Prins standing in St Georges Mall in the Cape Town CBD waiting to offer free tours of the city. (David Harrison/M&G)
I had to quit my job and move from my home in Uitenhage in the Eastern Cape — a town best known for its Volkswagen manufacturing plant. I didn’t want to work in a factory my whole life.
So I studied tourism and came to Cape Town to work in the hotel industry. But I soon got bored; my mind started wondering. I wanted more. I wanted to challenge myself more and more. So I studied to become a tour guide.
I feel so fulfilled in this city. It’s so beautiful, but there’s so much more to it. It has so much history. But more than that, moving here opened up my mind to what it means to be a coloured person.
Back home my family didn’t talk about where we came from. I didn’t have what I could say was my culture. So I am now on a path myself to find out where I come from.

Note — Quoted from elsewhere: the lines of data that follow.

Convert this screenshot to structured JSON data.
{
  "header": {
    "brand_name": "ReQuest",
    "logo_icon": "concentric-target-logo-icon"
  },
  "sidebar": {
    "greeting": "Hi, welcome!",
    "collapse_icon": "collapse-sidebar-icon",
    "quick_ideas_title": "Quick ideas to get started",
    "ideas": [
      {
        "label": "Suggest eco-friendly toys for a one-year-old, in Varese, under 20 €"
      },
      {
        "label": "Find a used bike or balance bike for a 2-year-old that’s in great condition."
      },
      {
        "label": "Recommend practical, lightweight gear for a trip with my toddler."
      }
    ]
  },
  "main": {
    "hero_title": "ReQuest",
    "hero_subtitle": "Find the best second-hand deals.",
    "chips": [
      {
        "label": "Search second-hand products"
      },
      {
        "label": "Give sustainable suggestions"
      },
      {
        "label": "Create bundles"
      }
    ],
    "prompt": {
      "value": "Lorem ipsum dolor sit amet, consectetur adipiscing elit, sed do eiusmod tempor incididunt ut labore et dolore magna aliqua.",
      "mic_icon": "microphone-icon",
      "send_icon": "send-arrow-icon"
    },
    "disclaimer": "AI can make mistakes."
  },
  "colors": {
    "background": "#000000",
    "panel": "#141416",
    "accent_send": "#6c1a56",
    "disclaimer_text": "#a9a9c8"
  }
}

It’s funny, because while I am working and showing people around this city I am learning so much about indigenous Khoi and San tribes. People like Krotoa, Autshumato and Doman — the first freedom fighters
of South Africa. All this learning, things being uncovered before my eyes are bringing me closer to where
my people come from. From where I come from.
We are known as coloured people here in South Africa. It’s like a blanket has been thrown over us so
that we can’t see. We’ve lost so much in our cultural identity. I’m slowly taking off that blanket for myself.